Question

9 years ago you borrowed $147695 to buy a house. The interest rate quoted to you was 6.26 percent for 30 years with monthly payments. Assuming you have made regular monthly payments up to now, what is the amount (in $) you still owe on the loan today? Answer to two decimals.

Hint: The hard way to do this is to use an amortization table. There is an easier way - see if you can find it.

Can you explain how to do this on a financial calculator?

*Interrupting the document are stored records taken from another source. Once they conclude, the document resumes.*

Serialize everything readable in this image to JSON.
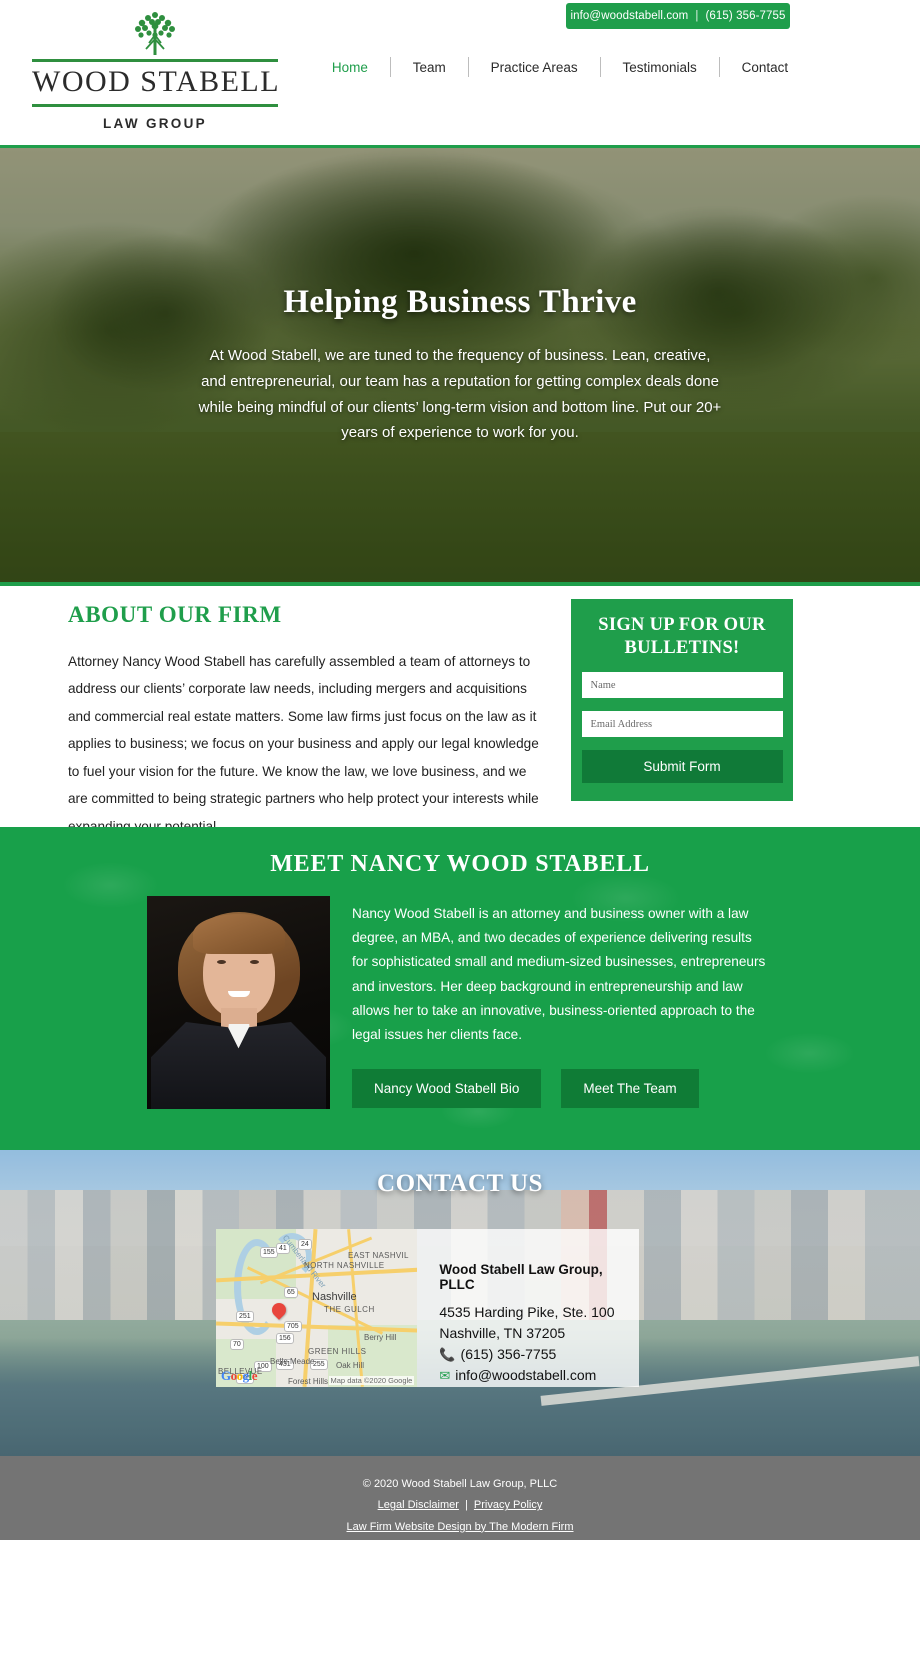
{
  "topbar": {
    "email": "info@woodstabell.com",
    "separator": "|",
    "phone": "(615) 356-7755"
  },
  "logo": {
    "name": "WOOD STABELL",
    "subtitle": "LAW GROUP",
    "icon": "tree-icon"
  },
  "nav": {
    "items": [
      {
        "label": "Home",
        "active": true
      },
      {
        "label": "Team",
        "active": false
      },
      {
        "label": "Practice Areas",
        "active": false
      },
      {
        "label": "Testimonials",
        "active": false
      },
      {
        "label": "Contact",
        "active": false
      }
    ]
  },
  "hero": {
    "title": "Helping Business Thrive",
    "text": "At Wood Stabell, we are tuned to the frequency of business. Lean, creative, and entrepreneurial, our team has a reputation for getting complex deals done while being mindful of our clients’ long-term vision and bottom line. Put our 20+ years of experience to work for you."
  },
  "about": {
    "heading": "ABOUT OUR FIRM",
    "body": "Attorney Nancy Wood Stabell has carefully assembled a team of attorneys to address our clients’ corporate law needs, including mergers and acquisitions and commercial real estate matters. Some law firms just focus on the law as it applies to business; we focus on your business and apply our legal knowledge to fuel your vision for the future. We know the law, we love business, and we are committed to being strategic partners who help protect your interests while expanding your potential."
  },
  "signup": {
    "heading": "SIGN UP FOR OUR BULLETINS!",
    "name_placeholder": "Name",
    "name_value": "",
    "email_placeholder": "Email Address",
    "email_value": "",
    "submit_label": "Submit Form"
  },
  "meet": {
    "heading": "MEET NANCY WOOD STABELL",
    "text": "Nancy Wood Stabell is an attorney and business owner with a law degree, an MBA, and two decades of experience delivering results for sophisticated small and medium-sized businesses, entrepreneurs and investors. Her deep background in entrepreneurship and law allows her to take an innovative, business-oriented approach to the legal issues her clients face.",
    "button_bio": "Nancy Wood Stabell Bio",
    "button_team": "Meet The Team",
    "portrait_alt": "Nancy Wood Stabell portrait"
  },
  "contact": {
    "heading": "CONTACT US",
    "company": "Wood Stabell Law Group, PLLC",
    "address_line1": "4535 Harding Pike, Ste. 100",
    "address_line2": "Nashville, TN 37205",
    "phone": "(615) 356-7755",
    "email": "info@woodstabell.com",
    "map": {
      "credit": "Map data ©2020 Google",
      "brand": "Google",
      "labels": {
        "nashville": "Nashville",
        "gulch": "THE GULCH",
        "north": "NORTH NASHVILLE",
        "east": "EAST NASHVIL",
        "berry": "Berry Hill",
        "green_hills": "GREEN HILLS",
        "belle_meade": "Belle Meade",
        "oak_hill": "Oak Hill",
        "forest_hills": "Forest Hills",
        "bellevue": "BELLEVUE",
        "river": "Cumberland River"
      },
      "shields": [
        "155",
        "41",
        "24",
        "65",
        "705",
        "251",
        "156",
        "70",
        "100",
        "431",
        "255",
        "705"
      ]
    }
  },
  "footer": {
    "copyright": "© 2020 Wood Stabell Law Group, PLLC",
    "legal_disclaimer": "Legal Disclaimer",
    "separator": "|",
    "privacy_policy": "Privacy Policy",
    "design_credit": "Law Firm Website Design by The Modern Firm"
  },
  "colors": {
    "brand_green": "#1f9e4b",
    "dark_green": "#0f7c36",
    "footer_gray": "#747474"
  }
}
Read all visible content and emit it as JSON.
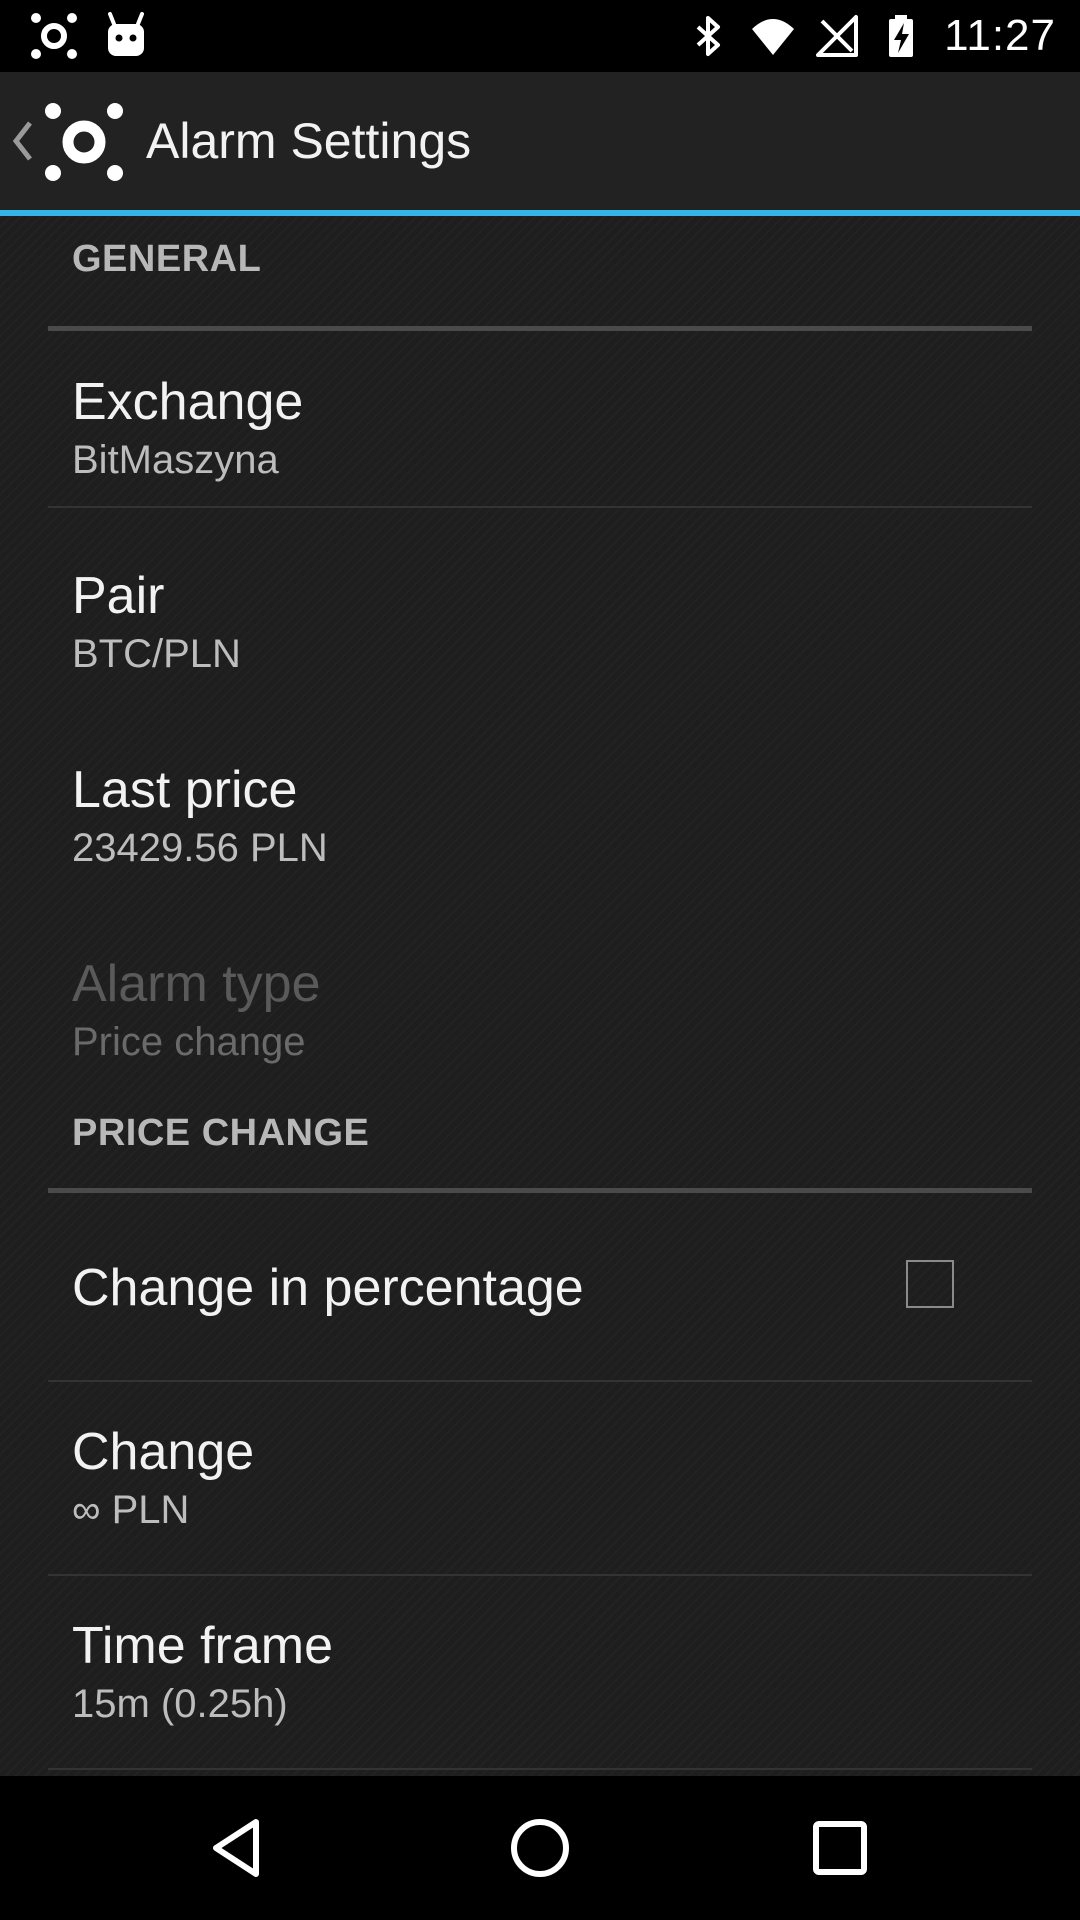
{
  "status_bar": {
    "time": "11:27",
    "left_icons": [
      "app-logo-icon",
      "android-icon"
    ],
    "right_icons": [
      "bluetooth-icon",
      "wifi-icon",
      "signal-icon",
      "battery-charging-icon"
    ]
  },
  "action_bar": {
    "title": "Alarm Settings",
    "accent_color": "#33b5e5"
  },
  "categories": {
    "general": "GENERAL",
    "price_change": "PRICE CHANGE"
  },
  "prefs": {
    "exchange": {
      "title": "Exchange",
      "summary": "BitMaszyna"
    },
    "pair": {
      "title": "Pair",
      "summary": "BTC/PLN"
    },
    "last_price": {
      "title": "Last price",
      "summary": "23429.56 PLN"
    },
    "alarm_type": {
      "title": "Alarm type",
      "summary": "Price change",
      "enabled": false
    },
    "change_in_percentage": {
      "title": "Change in percentage",
      "checked": false
    },
    "change": {
      "title": "Change",
      "summary": "∞ PLN"
    },
    "time_frame": {
      "title": "Time frame",
      "summary": "15m (0.25h)"
    }
  },
  "nav_bar": {
    "buttons": [
      "back-icon",
      "home-icon",
      "recents-icon"
    ]
  }
}
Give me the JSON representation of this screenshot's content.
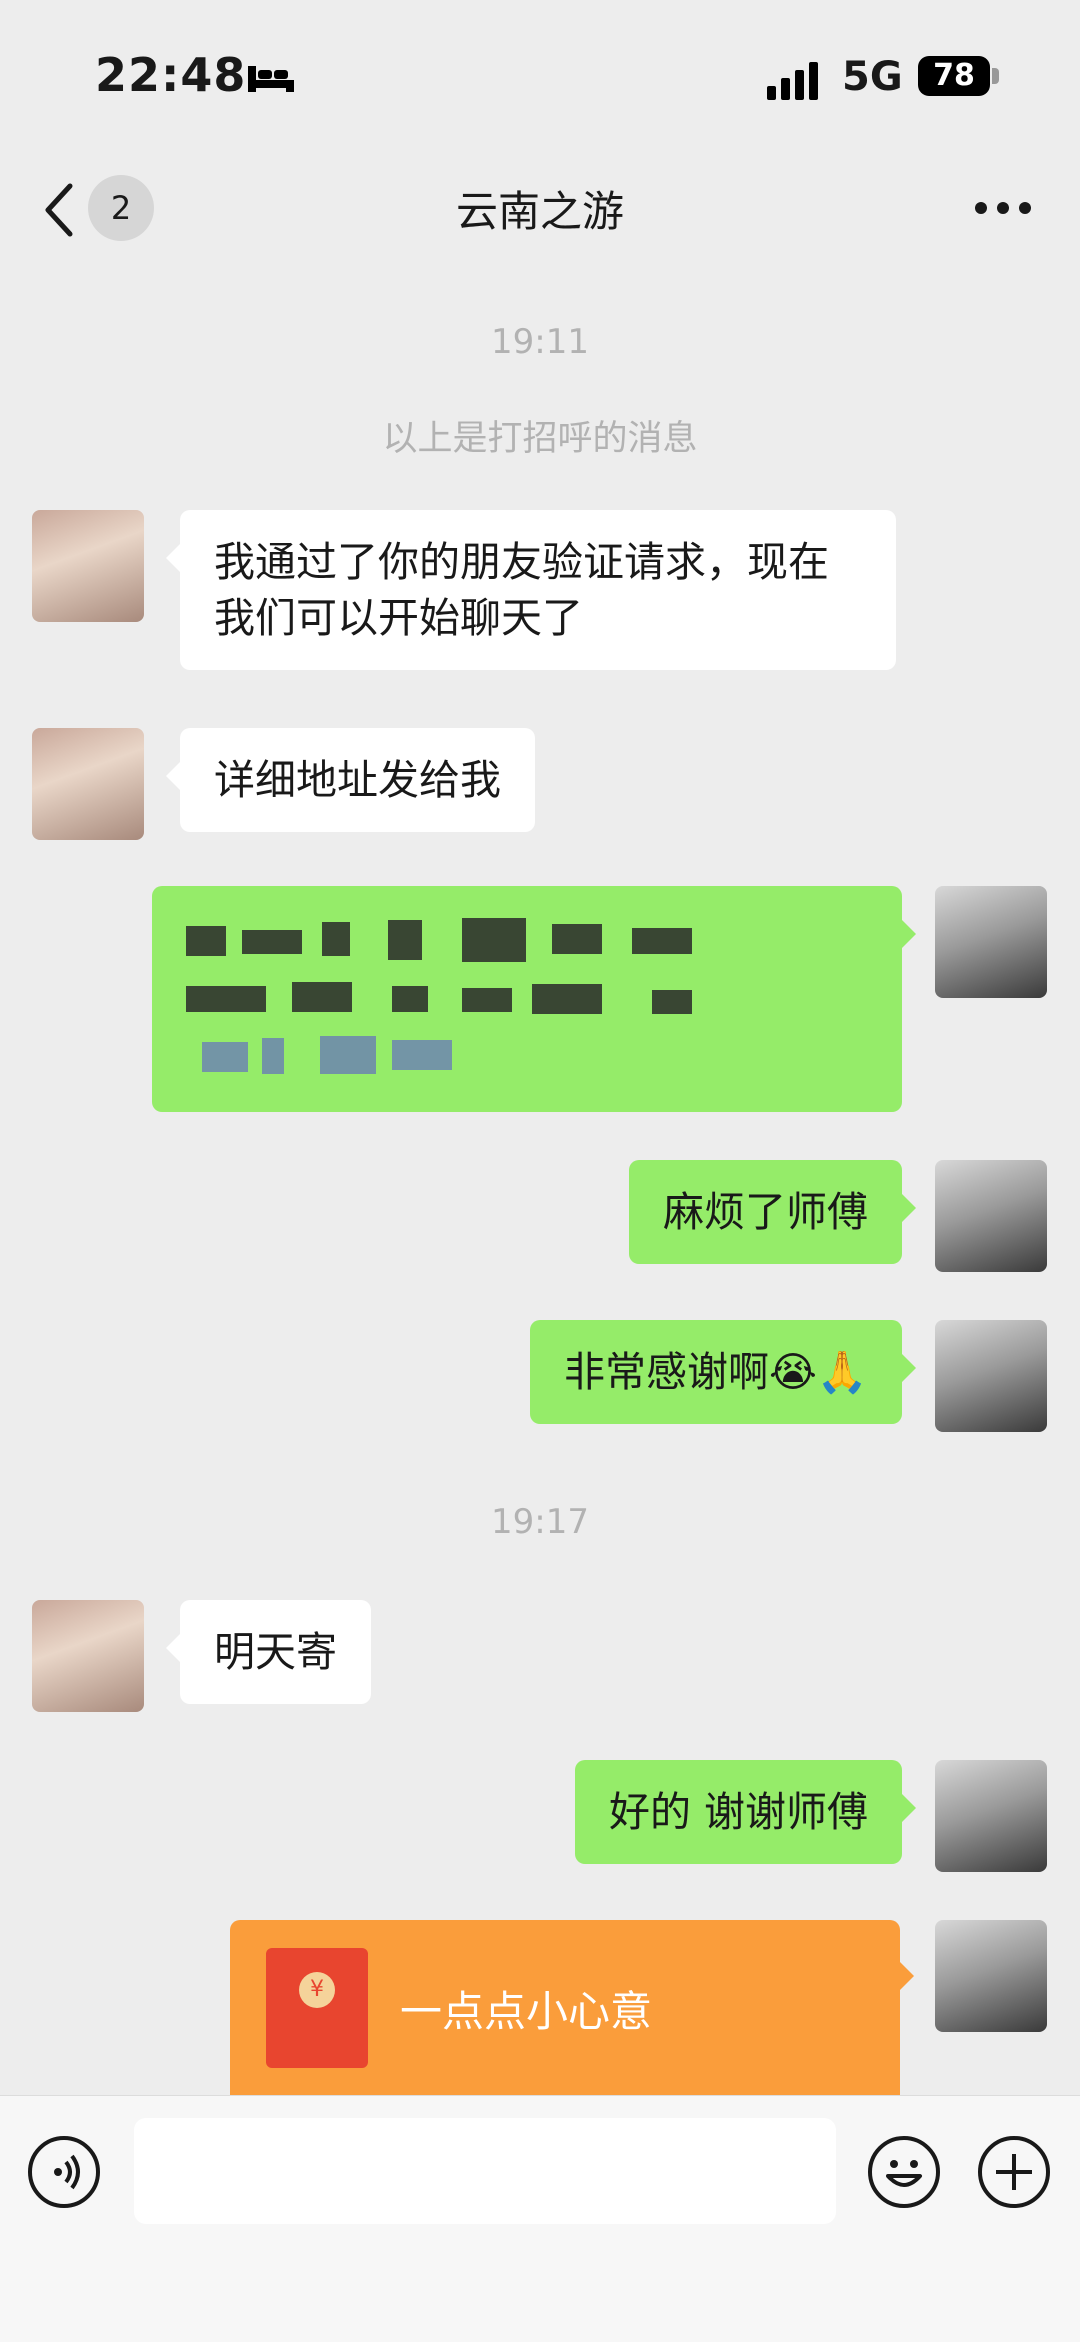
{
  "status": {
    "time": "22:48",
    "network": "5G",
    "battery": "78"
  },
  "nav": {
    "back_count": "2",
    "title": "云南之游"
  },
  "messages": {
    "time1": "19:11",
    "system": "以上是打招呼的消息",
    "m1": "我通过了你的朋友验证请求，现在我们可以开始聊天了",
    "m2": "详细地址发给我",
    "m4": "麻烦了师傅",
    "m5": "非常感谢啊😭🙏",
    "time2": "19:17",
    "m6": "明天寄",
    "m7": "好的 谢谢师傅",
    "redpacket": "一点点小心意"
  },
  "icons": {
    "status": [
      "bed-icon",
      "signal-icon",
      "battery-icon"
    ],
    "nav": [
      "back-icon",
      "more-icon"
    ],
    "input": [
      "voice-icon",
      "emoji-icon",
      "plus-icon"
    ]
  },
  "colors": {
    "outgoing": "#95ec69",
    "incoming": "#ffffff",
    "redpacket": "#fa9d3b",
    "background": "#ededed"
  }
}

What would you type in and where.

Answer 1

Step 1 - Find out the monthly loan payment
We can use the present value of annuity formula to calculate the monthly loan payment.
Present value of annuity = P x {[1 - (1+r)^-n]/r}
Present value of annuity = loan borrowed = $147695
P = monthly loan payment = ?
r = monthy interest rate = 6.26%/12 = 0.005217
n = number of monthly loan payments = 30 years * 12 = 360
147695 = P x {[1 - (1+0.005217)^-360]/0.005217}
147695 = P x 162.2408103
P = 910.34
Monthly loan payment = $910.34
Step 2 - Find out the loan amount you still owe today.
We can use the present value of annuity formula to calculate the today's loan outstanding.
Present value of annuity = P x {[1 - (1+r)^-n]/r}
Present value of annuity = amount you still owe on the loan today = ?
P = monthly loan payment = 910.34
r = monthy interest rate = 6.26%/12 = 0.005217
n = number of monthly loan payments remaining = 21 years * 12 = 252
Present value of annuity = 910.34 x {[1 - (1+0.005217)^-252]/0.005217}
Present value of annuity = 910.34 x 140.03
Present value of annuity = 127477.10
You still owe $1,27,477.10 on the loan today.